Hoje, encastelados em nossos modernos e cômodos apertamentos contemplamos das janelas uma decadência vendida como progresso. Custou apenas nossa alma. Baratinho, baratinho. Cedemos à ilusão do conforto cegados pelas luzes da compra como finalidade de vida. Como pouco sabemos fazer, pouca opção nos resta. Caminhamos por veias secas, pavimentadas em baixo e concretadas por cima. Pouco falta para colocarem a tampa em nosso leito tristonho. Seremos partículas a circular por canais estilizados e glamourosos. Sem verde. Algo totalmente inútil.

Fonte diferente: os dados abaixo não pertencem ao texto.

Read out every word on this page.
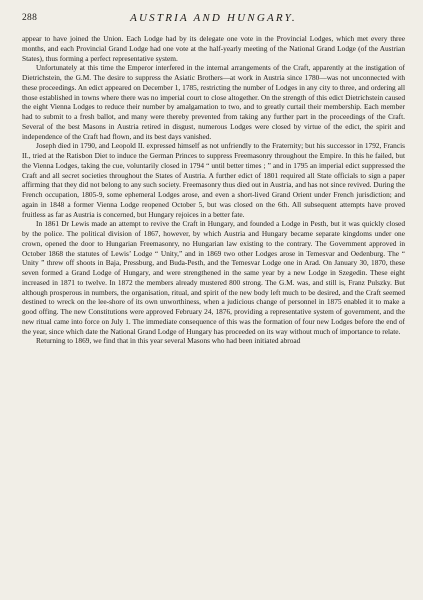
288	AUSTRIA AND HUNGARY.

appear to have joined the Union. Each Lodge had by its delegate one vote in the Provincial Lodges, which met every three months, and each Provincial Grand Lodge had one vote at the half-yearly meeting of the National Grand Lodge (of the Austrian States), thus forming a perfect representative system.

Unfortunately at this time the Emperor interfered in the internal arrangements of the Craft, apparently at the instigation of Dietrichstein, the G.M. The desire to suppress the Asiatic Brothers—at work in Austria since 1780—was not unconnected with these proceedings. An edict appeared on December 1, 1785, restricting the number of Lodges in any city to three, and ordering all those established in towns where there was no imperial court to close altogether. On the strength of this edict Dietrichstein caused the eight Vienna Lodges to reduce their number by amalgamation to two, and to greatly curtail their membership. Each member had to submit to a fresh ballot, and many were thereby prevented from taking any further part in the proceedings of the Craft. Several of the best Masons in Austria retired in disgust, numerous Lodges were closed by virtue of the edict, the spirit and independence of the Craft had flown, and its best days vanished.

Joseph died in 1790, and Leopold II. expressed himself as not unfriendly to the Fraternity; but his successor in 1792, Francis II., tried at the Ratisbon Diet to induce the German Princes to suppress Freemasonry throughout the Empire. In this he failed, but the Vienna Lodges, taking the cue, voluntarily closed in 1794 “ until better times ; ” and in 1795 an imperial edict suppressed the Craft and all secret societies throughout the States of Austria. A further edict of 1801 required all State officials to sign a paper affirming that they did not belong to any such society. Freemasonry thus died out in Austria, and has not since revived. During the French occupation, 1805-9, some ephemeral Lodges arose, and even a short-lived Grand Orient under French jurisdiction; and again in 1848 a former Vienna Lodge reopened October 5, but was closed on the 6th. All subsequent attempts have proved fruitless as far as Austria is concerned, but Hungary rejoices in a better fate.

In 1861 Dr Lewis made an attempt to revive the Craft in Hungary, and founded a Lodge in Pesth, but it was quickly closed by the police. The political division of 1867, however, by which Austria and Hungary became separate kingdoms under one crown, opened the door to Hungarian Freemasonry, no Hungarian law existing to the contrary. The Government approved in October 1868 the statutes of Lewis’ Lodge “ Unity,” and in 1869 two other Lodges arose in Temesvar and Oedenburg. The “ Unity ” threw off shoots in Baja, Pressburg, and Buda-Pesth, and the Temesvar Lodge one in Arad. On January 30, 1870, these seven formed a Grand Lodge of Hungary, and were strengthened in the same year by a new Lodge in Szegedin. These eight increased in 1871 to twelve. In 1872 the members already mustered 800 strong. The G.M. was, and still is, Franz Pulszky. But although prosperous in numbers, the organisation, ritual, and spirit of the new body left much to be desired, and the Craft seemed destined to wreck on the lee-shore of its own unworthiness, when a judicious change of personnel in 1875 enabled it to make a good offing. The new Constitutions were approved February 24, 1876, providing a representative system of government, and the new ritual came into force on July 1. The immediate consequence of this was the formation of four new Lodges before the end of the year, since which date the National Grand Lodge of Hungary has proceeded on its way without much of importance to relate.

Returning to 1869, we find that in this year several Masons who had been initiated abroad
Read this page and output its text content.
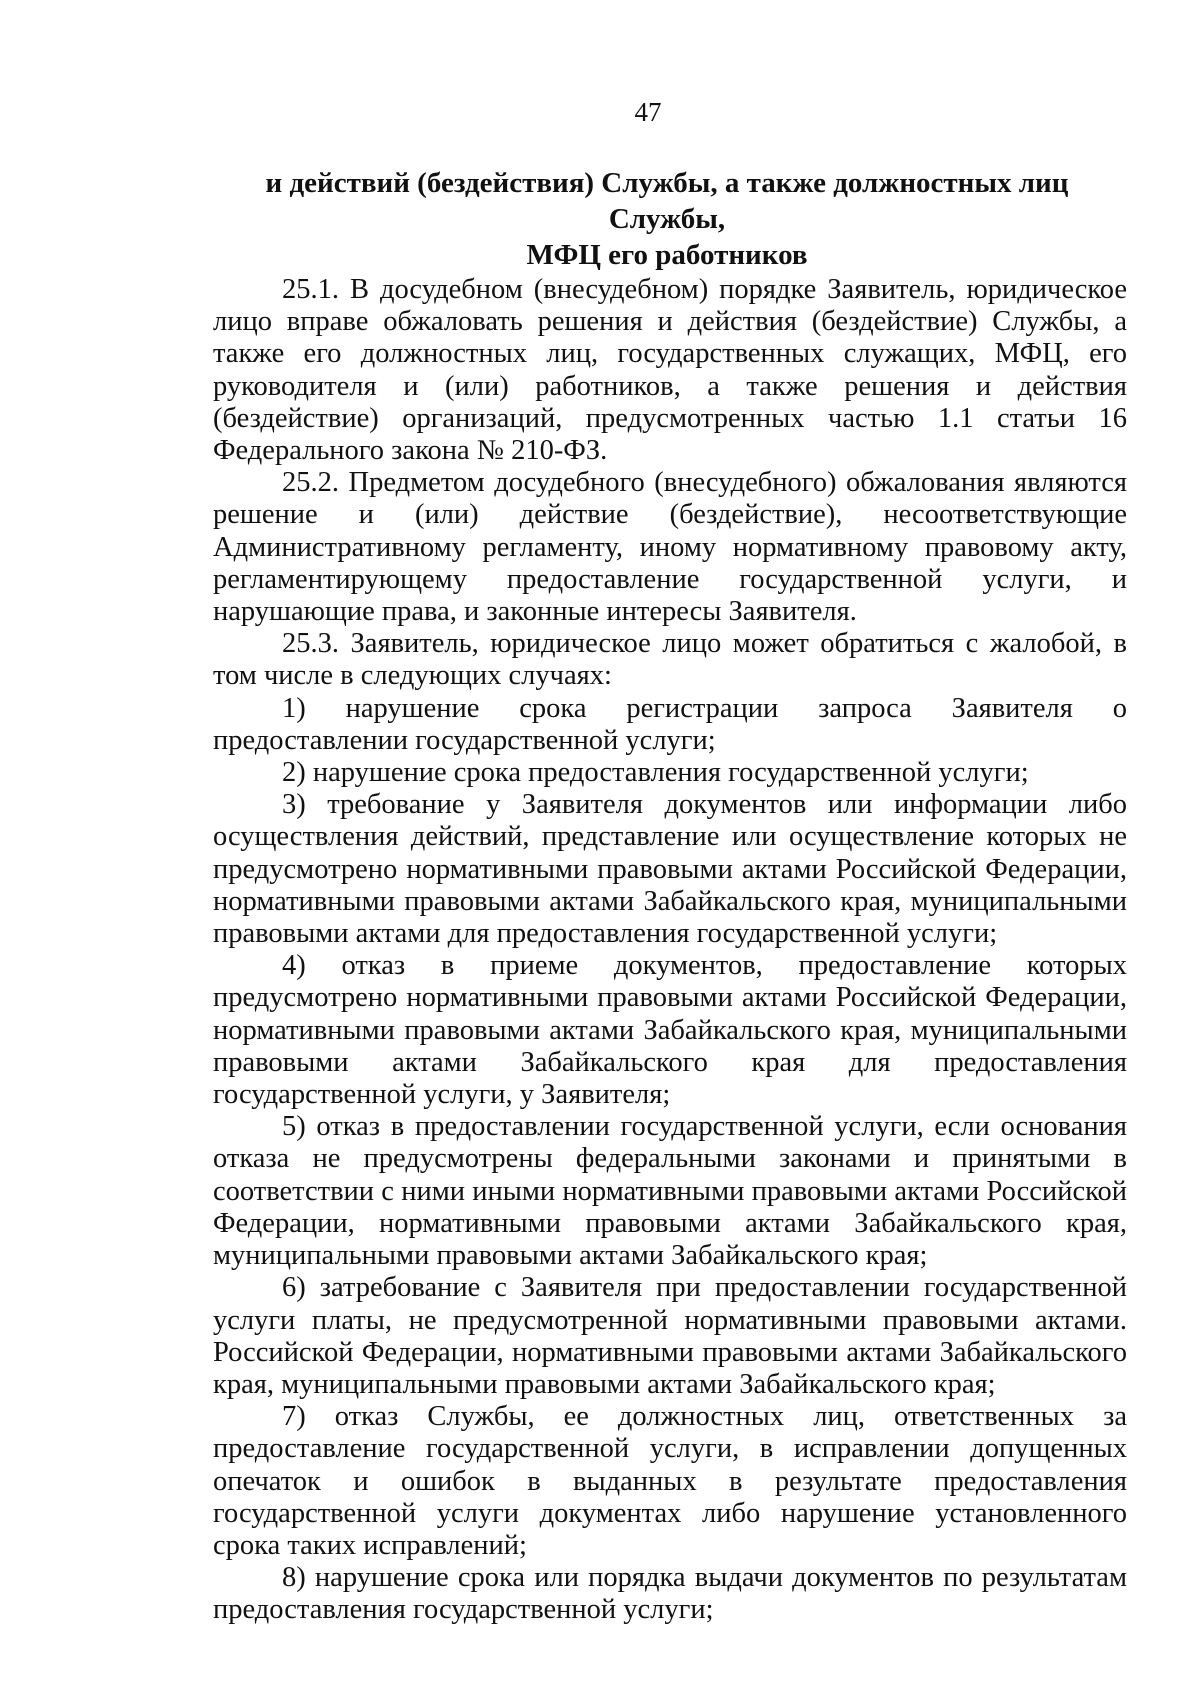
47
и действий (бездействия) Службы, а также должностных лиц Службы,
МФЦ его работников

25.1. В досудебном (внесудебном) порядке Заявитель, юридическое лицо вправе обжаловать решения и действия (бездействие) Службы, а также его должностных лиц, государственных служащих, МФЦ, его руководителя и (или) работников, а также решения и действия (бездействие) организаций, предусмотренных частью 1.1 статьи 16 Федерального закона № 210-ФЗ.

25.2. Предметом досудебного (внесудебного) обжалования являются решение и (или) действие (бездействие), несоответствующие Административному регламенту, иному нормативному правовому акту, регламентирующему предоставление государственной услуги, и нарушающие права, и законные интересы Заявителя.

25.3. Заявитель, юридическое лицо может обратиться с жалобой, в том числе в следующих случаях:

1) нарушение срока регистрации запроса Заявителя о предоставлении государственной услуги;

2) нарушение срока предоставления государственной услуги;

3) требование у Заявителя документов или информации либо осуществления действий, представление или осуществление которых не предусмотрено нормативными правовыми актами Российской Федерации, нормативными правовыми актами Забайкальского края, муниципальными правовыми актами для предоставления государственной услуги;

4) отказ в приеме документов, предоставление которых предусмотрено нормативными правовыми актами Российской Федерации, нормативными правовыми актами Забайкальского края, муниципальными правовыми актами Забайкальского края для предоставления государственной услуги, у Заявителя;

5) отказ в предоставлении государственной услуги, если основания отказа не предусмотрены федеральными законами и принятыми в соответствии с ними иными нормативными правовыми актами Российской Федерации, нормативными правовыми актами Забайкальского края, муниципальными правовыми актами Забайкальского края;

6) затребование с Заявителя при предоставлении государственной услуги платы, не предусмотренной нормативными правовыми актами. Российской Федерации, нормативными правовыми актами Забайкальского края, муниципальными правовыми актами Забайкальского края;

7) отказ Службы, ее должностных лиц, ответственных за предоставление государственной услуги, в исправлении допущенных опечаток и ошибок в выданных в результате предоставления государственной услуги документах либо нарушение установленного срока таких исправлений;

8) нарушение срока или порядка выдачи документов по результатам предоставления государственной услуги;
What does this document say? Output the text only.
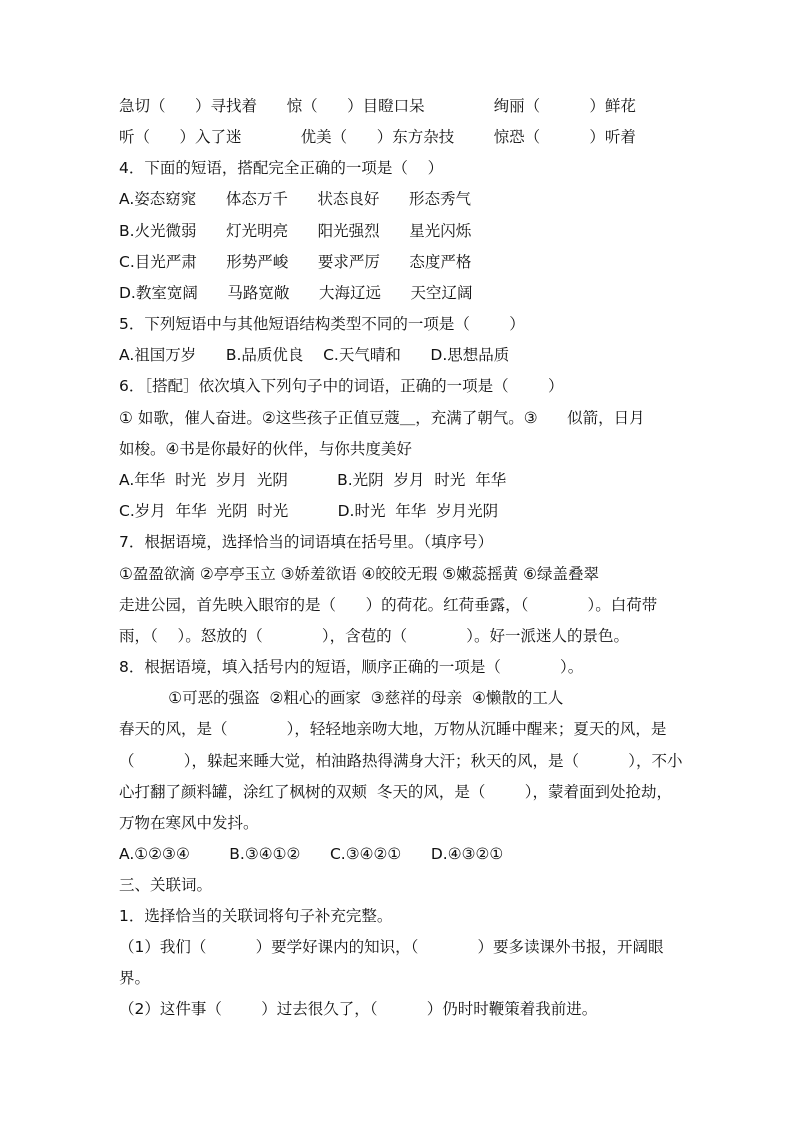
急切（      ）寻找着      惊（      ）目瞪口呆              绚丽（          ）鲜花
听（      ）入了迷            优美（      ）东方杂技        惊恐（          ）听着
4．下面的短语，搭配完全正确的一项是（    ）
A.姿态窈窕      体态万千      状态良好      形态秀气
B.火光微弱      灯光明亮      阳光强烈      星光闪烁
C.目光严肃      形势严峻      要求严厉      态度严格
D.教室宽阔      马路宽敞      大海辽远      天空辽阔
5．下列短语中与其他短语结构类型不同的一项是（        ）
A.祖国万岁      B.品质优良    C.天气晴和      D.思想品质
6．［搭配］依次填入下列句子中的词语，正确的一项是（        ）
① 如歌，催人奋进。②这些孩子正值豆蔻＿，充满了朝气。③      似箭，日月
如梭。④书是你最好的伙伴，与你共度美好
A.年华  时光  岁月  光阴          B.光阴  岁月  时光  年华
C.岁月  年华  光阴  时光          D.时光  年华  岁月光阴
7．根据语境，选择恰当的词语填在括号里。（填序号）
①盈盈欲滴 ②亭亭玉立 ③娇羞欲语 ④皎皎无瑕 ⑤嫩蕊摇黄 ⑥绿盖叠翠
走进公园，首先映入眼帘的是（      ）的荷花。红荷垂露，（            ）。白荷带
雨，（    ）。怒放的（            ），含苞的（            ）。好一派迷人的景色。
8．根据语境，填入括号内的短语，顺序正确的一项是（            ）。
①可恶的强盗  ②粗心的画家  ③慈祥的母亲  ④懒散的工人
春天的风，是（            ），轻轻地亲吻大地，万物从沉睡中醒来；夏天的风，是
（          ），躲起来睡大觉，柏油路热得满身大汗；秋天的风，是（          ），不小
心打翻了颜料罐，涂红了枫树的双颊  冬天的风，是（        ），蒙着面到处抢劫，
万物在寒风中发抖。
A.①②③④        B.③④①②      C.③④②①      D.④③②①
三、关联词。
1．选择恰当的关联词将句子补充完整。
（1）我们（          ）要学好课内的知识，（            ）要多读课外书报，开阔眼
界。
（2）这件事（        ）过去很久了，（          ）仍时时鞭策着我前进。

Pela região, mesmo longe das cidades velhas, o cenário de desolação vai sendo ampliado. Em outra escala é claro. Mas os rios vão sendo lentamente perdendo suas nascentes e suas barrancas. É necessário plantar muitos alimentos para as cidades barrigas. E lá vão tombando as árvores, devagar, para não alertar o Ibama. E a lavoura vai ganhando mais uns hectares por ano. E vem seca, vem enchente. Cada vez pior. A região de clima subtropical está deixando de ser assim. Logo apenas duas estações para a perplexidade do gaúcho que não circula mais pelo pampa agora arborizado e transformado em fazenda de papel.

Mas os rios sofrem quietos. Clamam na língua antiga e são ouvidos pelo vento que espalha os seus lamentos. Vêm tornados e furacões. Voam casas e telhados. Choram famílias. Prometem políticos. Tem quem acredite. Que importa se a minha casa está em cima de um rio transformado em esgoto. Se subirem as baratas, meto veneno nelas. É só um aperto de botão. Santa Maria está em cima de um emaranhado de sangas e arroios destruídos. O subsolo e o lençol freático comprometidos. Mas seguimos erguendo lindos prédios. Afinal temos uma bela universidade e precisamos ter moradias para oferecer. Quando surge uma idéia diferente, algo que realmente busque resolver um problema público emergencial, o poder público em suas inoperantes esferas cala-se. O projeto Eco Parque Natal de Antônio Augusto Torronteguy, Maurício Beck e Ziâni Costa apresenta um conjunto habitacional popular sustentável para uma área de vazio urbano da cidade, localizada na Vila Natal e na Invasão da Chaminé. Bem em meio a um curso de água.

Eleição após eleição o tema nunca é colocado nem sequer em discussão. Partidos de esquerda, direita e centro ignoram o caos ambiental em que a maioria da população vive. É inconveniente. Mas é verdade.